Agenzia delle Entrate, Equitalia, Guardia di Finanza,
sono sovrastrutture inutili e anzi dannose se manca
il CONTROLLO SOCIALE ALLA BASE, e questo si può
realizzare con una misura semplice semplice:
IVA INTERAMENTE DEDUCIBILE
ANCHE DALL’UTENTE FINALE
ITALIA: ECONOMIA (riassunto)
I FONDAMENTALI economici dell’Italia sono OTTIMI:
- L’agricoltura è principalmente gestita su scala familiare;
- L’industria è in netta prevalenza piccola e media, più
adattabile della grande, ed è radicata nel territorio;
- Il TURISMO è l’unica industria NON DELOCALIZZABILE !
-L’80% delle famiglie possiede casa;
-Le fonti energetiche alternative sono largamente
sfruttabili, e creano tanti posti di lavoro.
-L’isolamento geografico ci offre qualche protezione dalle
catastrofi esterne (nucleare, OGM, …)
L’ ECONOMIA E’ FORTEMENTE RADICATA NEL TERRITORIO !
ITALIA: FINANZA (riassunto)
La situazione finanziaria dell’Italia è più che discreta:
1) Il risparmio delle famiglie è fra i più alti del mondo;
2) Le banche sono assai meno dedite alla “finanza
tossica” rispetto alla media UE e Occidentale;
3) La bolla immobiliare ha colpito assai meno,
e meno ancora le famiglie;
4) Le riserve auree sono fra le più consistenti al mondo;
5) Il debito pubblico è largamente compensato da 1 e 4;
6) Il commercio estero è sempre attivo (e lo sarebbe
ancor di più con la Lira svalutabile)
ITALIA: VIA D’USCITA
Poiché i FONDAMENTALI ECONOMICI dell’Italia
sono OTTIMI e FORTEMENTE RADICATI NEL
TERRITORIO, c’è una cosa che bisognerà comunque
fare prima o poi, e prima si fa meglio è:
TORNARE ALLA LIRA SOVRANA
pur restando membri della UE, esattamente come
fanno Danimarca, Svezia, Polonia, GB e altri Stati,
oppure uscendo dalla UE e restando nell’accordo
doganale di Shengen, come Norvegia e Svizzera.
ITALIA: VIA D’USCITA (cont.)
POLITICA ECONOMICA:
-Forti incentivi per ogni attività produttiva
territorialmente integrata (agricoltura,
turismo, PMI, artigianato, welfare, energie
rinnovabili, prima casa, primo impiego a
km 0, recupero patrimonio culturale...).
-Forti penalità e tasse per attività nocive
alla società o all’ambiente.
ITALIA: VIA D’USCITA (cont.)
POLITICA SOCIALE: rilanciare welfare, ricerca,
educazione, servizi pubblici, etc., cioè
IMMETTERE LIRE in questi settori incentivando
la qualità, senza FALSI timori di inflazione.

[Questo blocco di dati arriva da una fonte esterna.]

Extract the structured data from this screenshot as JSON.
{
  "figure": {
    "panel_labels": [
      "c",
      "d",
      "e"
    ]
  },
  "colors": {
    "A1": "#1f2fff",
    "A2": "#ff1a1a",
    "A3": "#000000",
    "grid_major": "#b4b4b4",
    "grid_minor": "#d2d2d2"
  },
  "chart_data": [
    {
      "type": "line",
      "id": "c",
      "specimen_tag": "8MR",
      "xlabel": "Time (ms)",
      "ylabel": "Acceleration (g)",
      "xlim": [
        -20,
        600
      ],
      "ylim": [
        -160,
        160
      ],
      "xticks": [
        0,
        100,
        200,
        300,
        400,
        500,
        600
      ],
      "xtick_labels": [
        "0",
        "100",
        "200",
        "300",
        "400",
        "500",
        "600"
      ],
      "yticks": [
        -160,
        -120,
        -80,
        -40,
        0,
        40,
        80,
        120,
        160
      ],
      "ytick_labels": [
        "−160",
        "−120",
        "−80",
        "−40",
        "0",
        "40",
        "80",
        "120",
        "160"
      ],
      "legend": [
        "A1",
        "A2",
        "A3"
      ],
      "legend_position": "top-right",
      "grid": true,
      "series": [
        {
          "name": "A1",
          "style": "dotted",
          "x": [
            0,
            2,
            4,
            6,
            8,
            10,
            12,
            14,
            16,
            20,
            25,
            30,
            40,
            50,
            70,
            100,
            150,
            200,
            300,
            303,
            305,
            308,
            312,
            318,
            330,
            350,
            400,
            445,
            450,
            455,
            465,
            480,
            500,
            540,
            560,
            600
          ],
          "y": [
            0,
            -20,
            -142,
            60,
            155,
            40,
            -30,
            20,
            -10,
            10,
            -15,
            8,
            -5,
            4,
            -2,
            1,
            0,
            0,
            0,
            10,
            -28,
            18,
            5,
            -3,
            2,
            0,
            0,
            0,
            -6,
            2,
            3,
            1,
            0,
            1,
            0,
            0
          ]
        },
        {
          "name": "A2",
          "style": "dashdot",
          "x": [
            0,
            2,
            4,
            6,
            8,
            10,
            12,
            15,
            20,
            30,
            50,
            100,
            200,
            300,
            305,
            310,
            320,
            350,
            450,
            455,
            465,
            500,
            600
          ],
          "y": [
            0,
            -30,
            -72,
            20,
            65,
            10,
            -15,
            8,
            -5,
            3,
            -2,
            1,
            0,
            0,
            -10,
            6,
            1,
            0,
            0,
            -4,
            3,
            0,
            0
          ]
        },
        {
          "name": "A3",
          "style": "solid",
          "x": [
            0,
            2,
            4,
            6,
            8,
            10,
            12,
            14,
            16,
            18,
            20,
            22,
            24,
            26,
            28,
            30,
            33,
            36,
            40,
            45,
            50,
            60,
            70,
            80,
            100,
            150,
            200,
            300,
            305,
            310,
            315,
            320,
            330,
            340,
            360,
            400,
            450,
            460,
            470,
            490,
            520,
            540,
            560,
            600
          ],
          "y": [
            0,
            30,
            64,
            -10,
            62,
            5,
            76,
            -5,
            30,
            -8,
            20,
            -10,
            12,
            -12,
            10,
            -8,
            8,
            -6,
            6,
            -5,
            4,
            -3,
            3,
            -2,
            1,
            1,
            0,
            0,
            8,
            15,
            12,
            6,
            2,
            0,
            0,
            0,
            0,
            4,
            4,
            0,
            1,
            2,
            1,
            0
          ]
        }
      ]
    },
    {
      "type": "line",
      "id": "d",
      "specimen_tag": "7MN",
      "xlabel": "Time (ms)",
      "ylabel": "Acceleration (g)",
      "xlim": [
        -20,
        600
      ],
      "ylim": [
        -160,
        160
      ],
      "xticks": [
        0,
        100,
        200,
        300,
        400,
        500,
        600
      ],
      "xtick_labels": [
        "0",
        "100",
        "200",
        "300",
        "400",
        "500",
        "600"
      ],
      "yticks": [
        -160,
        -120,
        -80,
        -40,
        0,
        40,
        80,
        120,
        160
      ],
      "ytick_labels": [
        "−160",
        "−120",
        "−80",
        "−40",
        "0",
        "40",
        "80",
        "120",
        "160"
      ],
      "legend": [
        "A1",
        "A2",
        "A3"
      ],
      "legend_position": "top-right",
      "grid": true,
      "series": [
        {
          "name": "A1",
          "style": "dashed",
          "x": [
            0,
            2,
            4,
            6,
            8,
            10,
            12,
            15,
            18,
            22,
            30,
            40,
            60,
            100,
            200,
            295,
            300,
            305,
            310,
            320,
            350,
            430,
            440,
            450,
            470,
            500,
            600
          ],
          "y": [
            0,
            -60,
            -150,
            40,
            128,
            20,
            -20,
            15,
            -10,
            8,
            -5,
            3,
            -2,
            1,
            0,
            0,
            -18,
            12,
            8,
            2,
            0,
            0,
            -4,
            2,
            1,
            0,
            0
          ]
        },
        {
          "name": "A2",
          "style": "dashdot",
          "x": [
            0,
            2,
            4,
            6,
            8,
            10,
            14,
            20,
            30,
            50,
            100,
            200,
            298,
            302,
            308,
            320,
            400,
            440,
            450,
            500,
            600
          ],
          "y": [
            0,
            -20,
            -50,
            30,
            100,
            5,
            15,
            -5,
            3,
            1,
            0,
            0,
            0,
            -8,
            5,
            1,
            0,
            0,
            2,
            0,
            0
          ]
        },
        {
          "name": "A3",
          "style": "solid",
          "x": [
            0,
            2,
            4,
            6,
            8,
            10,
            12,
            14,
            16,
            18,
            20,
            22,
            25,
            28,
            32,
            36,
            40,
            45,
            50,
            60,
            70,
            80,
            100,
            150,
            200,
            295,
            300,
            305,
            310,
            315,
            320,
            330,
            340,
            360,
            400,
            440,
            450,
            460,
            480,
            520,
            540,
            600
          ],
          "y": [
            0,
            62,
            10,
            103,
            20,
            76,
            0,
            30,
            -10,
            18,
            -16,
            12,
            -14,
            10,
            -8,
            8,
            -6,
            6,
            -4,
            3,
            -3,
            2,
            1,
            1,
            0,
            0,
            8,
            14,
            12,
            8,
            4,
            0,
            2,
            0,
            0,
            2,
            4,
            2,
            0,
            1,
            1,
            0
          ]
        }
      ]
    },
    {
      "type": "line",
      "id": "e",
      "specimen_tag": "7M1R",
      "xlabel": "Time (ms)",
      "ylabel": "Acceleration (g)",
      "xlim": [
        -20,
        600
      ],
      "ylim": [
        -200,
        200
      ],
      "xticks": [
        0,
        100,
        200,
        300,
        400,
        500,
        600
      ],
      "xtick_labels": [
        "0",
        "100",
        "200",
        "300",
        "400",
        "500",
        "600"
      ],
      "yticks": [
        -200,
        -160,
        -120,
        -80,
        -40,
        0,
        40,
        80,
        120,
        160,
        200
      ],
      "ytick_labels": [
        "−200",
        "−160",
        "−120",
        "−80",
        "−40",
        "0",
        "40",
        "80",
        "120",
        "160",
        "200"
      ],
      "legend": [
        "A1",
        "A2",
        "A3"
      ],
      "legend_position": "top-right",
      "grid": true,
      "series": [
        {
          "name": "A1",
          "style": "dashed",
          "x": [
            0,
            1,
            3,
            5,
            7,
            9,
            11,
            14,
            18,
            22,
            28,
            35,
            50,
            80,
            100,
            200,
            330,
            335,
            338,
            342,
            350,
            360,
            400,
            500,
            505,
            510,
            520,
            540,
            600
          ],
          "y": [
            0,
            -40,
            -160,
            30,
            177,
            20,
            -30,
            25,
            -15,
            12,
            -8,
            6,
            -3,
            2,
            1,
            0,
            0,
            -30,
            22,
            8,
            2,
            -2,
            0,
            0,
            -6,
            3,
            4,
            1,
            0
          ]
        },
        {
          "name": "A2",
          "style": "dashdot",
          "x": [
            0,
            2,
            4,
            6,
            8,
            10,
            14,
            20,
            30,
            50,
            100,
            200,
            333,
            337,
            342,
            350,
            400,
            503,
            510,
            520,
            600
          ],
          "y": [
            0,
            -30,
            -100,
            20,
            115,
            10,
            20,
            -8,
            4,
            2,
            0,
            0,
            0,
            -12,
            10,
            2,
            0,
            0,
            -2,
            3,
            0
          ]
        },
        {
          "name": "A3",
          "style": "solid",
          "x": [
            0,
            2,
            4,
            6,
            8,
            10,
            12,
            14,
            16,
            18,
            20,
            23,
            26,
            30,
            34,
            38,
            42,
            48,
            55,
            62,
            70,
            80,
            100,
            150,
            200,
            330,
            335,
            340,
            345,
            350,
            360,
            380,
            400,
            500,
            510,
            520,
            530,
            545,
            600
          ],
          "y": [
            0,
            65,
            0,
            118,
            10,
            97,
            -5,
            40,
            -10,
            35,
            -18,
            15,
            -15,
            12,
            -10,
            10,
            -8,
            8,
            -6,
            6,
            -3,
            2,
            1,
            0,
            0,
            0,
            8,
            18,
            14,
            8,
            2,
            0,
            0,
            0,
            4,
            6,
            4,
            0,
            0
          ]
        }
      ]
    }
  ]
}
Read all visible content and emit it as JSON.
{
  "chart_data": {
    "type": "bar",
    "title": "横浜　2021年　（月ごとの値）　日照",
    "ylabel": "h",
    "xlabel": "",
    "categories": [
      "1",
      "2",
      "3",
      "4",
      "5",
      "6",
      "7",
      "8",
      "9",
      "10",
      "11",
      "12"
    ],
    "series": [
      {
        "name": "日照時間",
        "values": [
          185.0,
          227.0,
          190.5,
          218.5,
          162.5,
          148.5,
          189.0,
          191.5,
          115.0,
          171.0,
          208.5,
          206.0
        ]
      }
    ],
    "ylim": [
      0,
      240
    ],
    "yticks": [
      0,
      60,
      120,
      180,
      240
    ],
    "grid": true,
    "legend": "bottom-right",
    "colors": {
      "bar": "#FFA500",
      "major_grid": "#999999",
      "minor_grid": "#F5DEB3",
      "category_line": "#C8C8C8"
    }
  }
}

Messa al bando e lotta serrata ad ogni attività
socialmente dannosa (criminalità organizzata,
speculazione di ogni tipo, gioco d’azzardo…)
Riduzione drastica delle spese militari e dei
costi della politica e delle corporazioni
ITALIA: VIA D’USCITA (cont.)
POLITICA FISCALE:
di regola IVA DEDUCIBILE INTERAMENTE ANCHE
DALL’UTENTE FINALE (= controllo totale del sistema,
altro che mafie…). IVA come sopra per restauro
immobili, ma IVA 100% NON DEDUCIBILE per le nuove
costruzioni.
Tassazione al 10% delle attività produttive
con larga franchigia alla base e moderata
progressività per i redditi più alti.
Controllo fiscale serrato e capillare, a cominciare
dalle banche, con pene massime e inderogabili.
ITALIA: VIA D’USCITA (per concludere)
REGOLA GENERALE:
L’Italia deve essere un PARADISO FISCALE per
chiunque svolga un’attività utile alla comunità
o all’ambiente, e deve essere un INFERNO
PENALE E FISCALE per chiunque faccia il
contrario.
NOTA BENE: in tali condizioni NON CI SARA’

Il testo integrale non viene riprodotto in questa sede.